Le contexte
Vous avez pu lire sur le panneau d’affichage qu’une fête de Noël a été exceptionnellement organisée le 25 décembre, lorsque le soleil sera haut dans le ciel. Le message est anonyme, mais les différentes factions semblent s’être plus ou moins prises au jeu.
Le Village a répondu favorablement à cette journée de trêve.
Les électrons libres ont laissé différents mots d’approbation.
Le bunker n’a rien dit, mais son silence peut être interprété par une bonne nouvelle.
L’institut, sans grande surprise, ne sera visiblement pas présent ...
Le réfectoire avait été décoré de guirlandes colorées, de boules de Noël brillantes et d’un petit sapin coupé dans la forêt et ramené par des miliciens pour l’occasion. Quelques jeunes malades l’avaient décorés plus tôt dans la journée, source de rires et de sourires. Les décorations de l’année précédentes avaient en effet été dénichées dans quelques cartons stockés prêt de la conciergerie.
Les tables sont collées les unes aux autres pour former quelques rangées verticales. Un apéritif bien moins varié que d’habitude mais qui a été pensé pour à la fois changer du quotidien et respecter les réserves de l’institut a été confectionné. Il y a une odeur réconfortante de nourriture et plus particulièrement de châtaignes grillées dans l’air. Pour les plus jeunes du jus de pomme est distribué, pour les adultes quelques bouteilles de mousseux qui avaient été conservées pour une occasion.
Pour une atmosphère plus agréable et réconfortante, un coin musique a été prévu sur le côté de la salle, et Katerina a encouragé tous jeunes pourvus d’un instrument de musique de venir y jouer quelques chansons de leurs répertoires quand bon leur semblaient. En attendant, et pour les aider à faire le premier pas, elle joue quelques airs de Noël au violon.
Assise à table dans une position qui devrait être l'étiquette de la nonchalance - main sur la joue, comme si mon visage pesait plus d'une tonne, dos voûté vers la surface en bois, tant et si bien qu'il pourrait bien devenir une table lui aussi et le regard fixé sur une assiette où les aliments n'ont pas changé de place depuis un petit quart d'heure -, je finis par baîller.
Sans Marga, les réunions - parce que ce Noël ressemble tout de même à une réunion de l'Institut - sont bien moins drôles. Je suis seule à vanner les autres dans ma tête.
Il y a Joséphine, l'ancienne bibliothécaire, dont la tenue s'empire au fil des jours. Je ne sais pas si elle assume la nappe qu'elle porte en guise de jupe. Je plisse les paupières pour élucider ce mystère. Ha non, ce n'est pas une nappe, c'est vraiment sa jupe. La pauvre, ça doit être dur d'avoir aussi peu de goût. Je lui donnerai bien des cours mais je sais qu'elle déteste mes manteaux en fausse fourrure et mes shorts serrés. Aujourd'hui ne fait pas exception à la règle : chemiser blanc, un poil transparent, un jupe haute d'un bleu si clair qu'il me fait penser à la couleur d'un lac pendant un été, et un gros manteau. Je passe un doigt sur mes lèvres pour vérifier si mon rouge à lèvre métallique a bien tenu. C'est le cas.

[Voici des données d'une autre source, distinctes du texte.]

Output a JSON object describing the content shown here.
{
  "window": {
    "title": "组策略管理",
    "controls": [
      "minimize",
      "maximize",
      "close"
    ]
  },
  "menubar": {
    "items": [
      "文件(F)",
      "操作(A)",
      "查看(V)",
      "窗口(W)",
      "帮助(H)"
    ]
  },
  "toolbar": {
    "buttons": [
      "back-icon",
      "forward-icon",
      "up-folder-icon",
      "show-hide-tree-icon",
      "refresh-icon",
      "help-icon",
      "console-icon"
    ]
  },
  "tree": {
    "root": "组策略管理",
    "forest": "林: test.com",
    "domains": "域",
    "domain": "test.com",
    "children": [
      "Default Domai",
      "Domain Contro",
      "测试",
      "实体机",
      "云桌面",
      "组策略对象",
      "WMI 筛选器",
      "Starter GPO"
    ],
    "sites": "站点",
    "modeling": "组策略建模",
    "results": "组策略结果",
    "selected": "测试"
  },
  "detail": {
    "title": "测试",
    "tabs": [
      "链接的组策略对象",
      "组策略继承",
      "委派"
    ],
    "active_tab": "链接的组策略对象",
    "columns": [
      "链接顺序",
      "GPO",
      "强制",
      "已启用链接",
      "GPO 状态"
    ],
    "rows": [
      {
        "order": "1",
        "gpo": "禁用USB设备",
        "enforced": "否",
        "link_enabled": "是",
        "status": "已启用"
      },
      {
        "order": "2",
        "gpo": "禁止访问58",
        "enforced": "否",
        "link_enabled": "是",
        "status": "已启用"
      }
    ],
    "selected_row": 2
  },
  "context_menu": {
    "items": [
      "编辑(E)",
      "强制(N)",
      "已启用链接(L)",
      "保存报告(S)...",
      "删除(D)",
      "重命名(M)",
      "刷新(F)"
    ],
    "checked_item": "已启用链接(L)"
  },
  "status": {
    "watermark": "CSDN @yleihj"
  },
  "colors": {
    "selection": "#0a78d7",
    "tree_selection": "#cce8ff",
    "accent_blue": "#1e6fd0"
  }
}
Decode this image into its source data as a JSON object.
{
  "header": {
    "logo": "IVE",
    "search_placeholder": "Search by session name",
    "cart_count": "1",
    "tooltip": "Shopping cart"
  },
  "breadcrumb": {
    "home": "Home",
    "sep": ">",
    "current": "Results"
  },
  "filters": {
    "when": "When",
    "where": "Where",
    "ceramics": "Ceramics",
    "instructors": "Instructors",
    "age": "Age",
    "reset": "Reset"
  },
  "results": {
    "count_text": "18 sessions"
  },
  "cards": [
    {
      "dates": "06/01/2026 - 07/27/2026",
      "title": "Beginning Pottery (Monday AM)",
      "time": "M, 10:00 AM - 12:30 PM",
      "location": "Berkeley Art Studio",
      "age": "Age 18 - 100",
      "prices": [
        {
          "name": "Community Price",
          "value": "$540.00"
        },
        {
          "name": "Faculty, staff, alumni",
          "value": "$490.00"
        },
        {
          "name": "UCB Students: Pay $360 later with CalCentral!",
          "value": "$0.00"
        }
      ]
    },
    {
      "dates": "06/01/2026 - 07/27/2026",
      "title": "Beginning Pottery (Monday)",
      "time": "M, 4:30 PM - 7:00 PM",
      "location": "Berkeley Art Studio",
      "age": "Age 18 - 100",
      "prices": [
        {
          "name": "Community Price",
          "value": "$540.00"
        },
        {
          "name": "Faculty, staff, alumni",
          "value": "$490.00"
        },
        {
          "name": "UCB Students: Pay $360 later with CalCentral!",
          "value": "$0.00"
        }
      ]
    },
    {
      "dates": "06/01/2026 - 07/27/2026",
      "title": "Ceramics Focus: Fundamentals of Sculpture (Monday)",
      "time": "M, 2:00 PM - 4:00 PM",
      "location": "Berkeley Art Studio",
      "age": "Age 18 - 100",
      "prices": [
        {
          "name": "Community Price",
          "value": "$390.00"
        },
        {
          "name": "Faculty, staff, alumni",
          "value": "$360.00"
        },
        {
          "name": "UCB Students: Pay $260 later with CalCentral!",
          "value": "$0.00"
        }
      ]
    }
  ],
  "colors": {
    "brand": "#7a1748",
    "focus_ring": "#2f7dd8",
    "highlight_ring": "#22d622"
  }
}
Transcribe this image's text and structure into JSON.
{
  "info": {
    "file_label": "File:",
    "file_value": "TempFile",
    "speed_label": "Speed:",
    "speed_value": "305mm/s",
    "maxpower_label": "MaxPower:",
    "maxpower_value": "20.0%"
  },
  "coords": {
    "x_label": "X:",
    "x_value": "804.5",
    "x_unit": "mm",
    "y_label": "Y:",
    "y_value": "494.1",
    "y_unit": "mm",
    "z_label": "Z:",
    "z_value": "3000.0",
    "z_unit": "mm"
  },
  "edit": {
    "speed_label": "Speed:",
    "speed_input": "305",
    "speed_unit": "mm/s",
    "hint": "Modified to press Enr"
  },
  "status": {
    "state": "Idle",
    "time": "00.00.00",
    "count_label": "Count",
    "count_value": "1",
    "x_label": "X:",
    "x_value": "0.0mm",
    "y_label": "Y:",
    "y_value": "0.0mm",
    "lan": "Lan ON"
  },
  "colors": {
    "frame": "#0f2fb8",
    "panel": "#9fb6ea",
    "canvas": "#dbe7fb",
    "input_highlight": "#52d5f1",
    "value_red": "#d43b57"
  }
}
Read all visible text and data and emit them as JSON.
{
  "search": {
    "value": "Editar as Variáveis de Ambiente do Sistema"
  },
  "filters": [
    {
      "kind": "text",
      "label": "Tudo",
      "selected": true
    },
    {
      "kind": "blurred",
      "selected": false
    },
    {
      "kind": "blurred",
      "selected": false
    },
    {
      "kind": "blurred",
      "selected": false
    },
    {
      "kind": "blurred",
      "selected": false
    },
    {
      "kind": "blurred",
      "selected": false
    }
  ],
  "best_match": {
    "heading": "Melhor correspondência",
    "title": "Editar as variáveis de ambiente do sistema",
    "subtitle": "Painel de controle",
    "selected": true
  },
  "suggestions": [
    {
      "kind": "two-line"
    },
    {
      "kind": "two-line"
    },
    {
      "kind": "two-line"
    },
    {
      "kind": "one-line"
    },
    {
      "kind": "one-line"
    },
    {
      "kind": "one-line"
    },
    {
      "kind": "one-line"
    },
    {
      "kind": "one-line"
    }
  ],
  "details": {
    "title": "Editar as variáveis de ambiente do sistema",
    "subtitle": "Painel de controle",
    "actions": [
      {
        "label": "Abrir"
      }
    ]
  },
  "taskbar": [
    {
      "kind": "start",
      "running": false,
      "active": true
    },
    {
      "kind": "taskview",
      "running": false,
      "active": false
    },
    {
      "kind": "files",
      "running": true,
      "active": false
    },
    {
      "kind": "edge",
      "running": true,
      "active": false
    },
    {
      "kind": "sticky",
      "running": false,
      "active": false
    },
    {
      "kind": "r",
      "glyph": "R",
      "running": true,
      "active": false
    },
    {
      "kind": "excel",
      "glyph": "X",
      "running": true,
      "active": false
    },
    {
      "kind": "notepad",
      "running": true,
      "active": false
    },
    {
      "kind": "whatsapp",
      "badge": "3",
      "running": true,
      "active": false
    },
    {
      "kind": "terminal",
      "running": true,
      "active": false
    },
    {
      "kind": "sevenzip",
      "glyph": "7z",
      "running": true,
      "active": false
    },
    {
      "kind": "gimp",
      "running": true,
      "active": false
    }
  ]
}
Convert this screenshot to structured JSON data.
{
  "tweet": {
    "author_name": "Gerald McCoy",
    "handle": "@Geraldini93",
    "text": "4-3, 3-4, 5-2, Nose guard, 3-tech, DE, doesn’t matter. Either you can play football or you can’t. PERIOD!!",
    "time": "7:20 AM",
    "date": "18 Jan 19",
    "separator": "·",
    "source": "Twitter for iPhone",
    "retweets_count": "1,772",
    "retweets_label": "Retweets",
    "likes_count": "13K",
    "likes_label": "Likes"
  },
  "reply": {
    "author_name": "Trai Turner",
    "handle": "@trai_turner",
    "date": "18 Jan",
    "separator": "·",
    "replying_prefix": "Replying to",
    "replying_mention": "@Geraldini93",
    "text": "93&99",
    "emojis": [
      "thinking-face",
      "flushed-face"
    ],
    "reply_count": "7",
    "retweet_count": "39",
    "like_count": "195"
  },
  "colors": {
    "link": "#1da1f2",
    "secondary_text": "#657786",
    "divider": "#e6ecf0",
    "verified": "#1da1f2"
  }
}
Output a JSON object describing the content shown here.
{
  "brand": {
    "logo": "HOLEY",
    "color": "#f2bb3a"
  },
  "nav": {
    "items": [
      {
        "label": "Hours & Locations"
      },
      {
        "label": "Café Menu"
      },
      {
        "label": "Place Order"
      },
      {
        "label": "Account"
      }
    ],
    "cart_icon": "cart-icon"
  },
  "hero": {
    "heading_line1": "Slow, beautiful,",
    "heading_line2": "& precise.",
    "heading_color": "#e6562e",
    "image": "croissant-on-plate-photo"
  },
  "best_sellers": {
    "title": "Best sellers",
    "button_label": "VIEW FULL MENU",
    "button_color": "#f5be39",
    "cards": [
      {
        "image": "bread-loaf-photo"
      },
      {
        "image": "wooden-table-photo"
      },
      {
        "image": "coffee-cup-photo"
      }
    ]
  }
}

Il y a Katerina quelque chose, la petite protégée de Victor. Je ne comprends pas pourquoi il tient autant à la positionner si haut dans la direction. A la regarder toucher son violon avec l'expression d'une vierge qui se fait défflorer, je me demande bien ce qu'il lui trouve.
D'ailleurs, où est-il notre grand maître ? Je le cherche des yeux mais je ne vois sa barbe de bûcheron nulle part. Sûrement est-il en train de se mater dans un miroir.
Peut-être qu'Amalia Reano pourrait me tenir compagnie. Je lui ai peu parlé, parce que je n'avais pas envie de le faire, mais je reconnais qu'elle a l'air quand même franchement sympa. Elle me fait penser à Marga.
Mais je ne la vois pas non plus.
Si j'avais su qu'il y aurait eu si peu de conversation, je me serai échappée.
Pour aller où ?
Je tourne le regard vers la fenêtre, observant les flocons de neige qui tombe. Est-ce que par un miracle je pourrais invoquer Géryl ? Au moins, s'il était là, on se marrerait bien.